Fixing a leaking Breville BES900

This article exists to help someone else fix their coffee machine, and save time. I spent 4 weekends trying to fix mine so I hope the web crawling spiders index these words and land you on this page if your coffee machine is leaking and struggling to maintain temperature, like mine was. TLDR: Check the thermal fuses and replace the seals.

The drama that is my coffee machine The drama that is my coffee machine

Problem 1 - Water everywhere

My coffee machine started to deposit water into the tool tray, it was weird. The tool tray is a container for cleaning implements and lives under the machine behind the drip tray. The machine had recently been serviced so at first I thought an overflow pipe had been put back in the wrong position, causing water to be ejected into the tool tray and not into the drop tray.

I inspected the underside to try and find the source of the water without luck. I gave up, and continued to use the tool tray as an extension to the drip tray, emptying it out about once every two weeks.

Then it got worse. One morning almost all of the water in the machine had been poured onto the kitchen floor, and the tool tray was overflowing. This leak could no longer be ignored, so I took the lid off the machine to investigate.

Old o-ring and the pipe it’s supposed to seal Old o-ring and the pipe it’s supposed to seal

I wish I’d done that sooner because the leak was obvious. As the machine heated up water ran out of the probes and sensors connected to the top of each boiler. Most of the little red o-rings were worn out, some even deformed and broken. The fix was easy, I ordered new o-rings from RS Electronics, they arrived the next day and I replaced as many as I could reach.

After mopping up the remaining water the machine and tool tray was now dry, no more leaks! But another problem arose.

Problem 2 - Not enough heat

The machine stopped heating up to the pre-set temperature (90 degrees c). It would heat to about 75 degrees and then stop, seemingly unable to get any warmer. This has baffled me for weeks during which time I cleaned and inspected almost every part in the machine but the mystery remains unsolved.

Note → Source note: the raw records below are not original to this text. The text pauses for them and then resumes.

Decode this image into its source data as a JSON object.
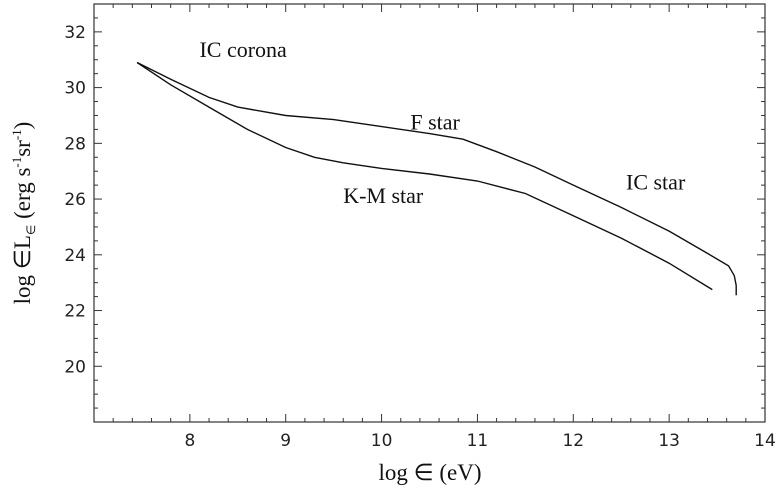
{
  "chart_data": {
    "type": "line",
    "title": "",
    "xlabel": "log ∈ (eV)",
    "ylabel_parts": {
      "main": "log ∈L",
      "sub": "∈",
      "units_open": " (erg s",
      "sup1": "-1",
      "mid": "sr",
      "sup2": "-1",
      "close": ")"
    },
    "xlim": [
      7.0,
      14.0
    ],
    "ylim": [
      18.0,
      33.0
    ],
    "xticks": [
      8,
      9,
      10,
      11,
      12,
      13,
      14
    ],
    "yticks": [
      20,
      22,
      24,
      26,
      28,
      30,
      32
    ],
    "grid": false,
    "series": [
      {
        "name": "F star",
        "x": [
          7.45,
          7.8,
          8.2,
          8.5,
          9.0,
          9.5,
          10.0,
          10.5,
          10.85,
          11.2,
          11.6,
          12.0,
          12.5,
          13.0,
          13.4,
          13.62,
          13.68,
          13.7,
          13.7
        ],
        "y": [
          30.9,
          30.3,
          29.65,
          29.3,
          29.0,
          28.85,
          28.6,
          28.35,
          28.15,
          27.7,
          27.15,
          26.5,
          25.7,
          24.85,
          24.05,
          23.6,
          23.25,
          22.9,
          22.55
        ]
      },
      {
        "name": "K-M star",
        "x": [
          7.45,
          7.8,
          8.2,
          8.6,
          9.0,
          9.3,
          9.6,
          10.0,
          10.5,
          11.0,
          11.5,
          12.0,
          12.5,
          13.0,
          13.45
        ],
        "y": [
          30.9,
          30.1,
          29.3,
          28.5,
          27.85,
          27.5,
          27.3,
          27.1,
          26.9,
          26.65,
          26.2,
          25.4,
          24.6,
          23.7,
          22.75
        ]
      }
    ],
    "annotations": [
      {
        "text": "IC corona",
        "x": 8.1,
        "y": 31.1
      },
      {
        "text": "F star",
        "x": 10.3,
        "y": 28.5
      },
      {
        "text": "IC star",
        "x": 12.55,
        "y": 26.35
      },
      {
        "text": "K-M star",
        "x": 9.6,
        "y": 25.85
      }
    ]
  }
}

I’ll post an update if I figure it out. Descaling the boilers

While trying to fix the heating issue I descaledthe boilers, thinking the elements might to covered in gunk to heat the water properly. To do this I mixed a solution of equal parts vinegar and water and poured it directly into the boilers, then rinse them with water after an hour.

Descaling the brew boiler

I took the brew boiler out of the machine completely, turned it on it’s side and used ear buds to block any holes. This made it easy to pour the descaling solution into the boiler, and later water to flush everything out. Descaling the steam boiler was much harder because I wasn’t brave enough to remove it from the machine. Instead I inserted a rubbed pipe which allowed me to siphon out liquid, and used a pot plant watering can to pour descaling solution and water into the boiler.

Pipe inserted into the steam boiler to siphon out liquid Pipe inserted into the steam boiler to siphon out liquid

Filling the steam boiler with descaling liquid

I should mention that the manual says the machine should not be descaled. I think this is because there isn’t an easy way to decant the descaling liquid from the boilers without taking the machine to pieces. The newer model, the BES920, features decanting plugs at the bottom of the machine. Other than a bit of vinegar sprayed out of the steam wand, my descaling exercise seems to have gone well and everything still works perfectly.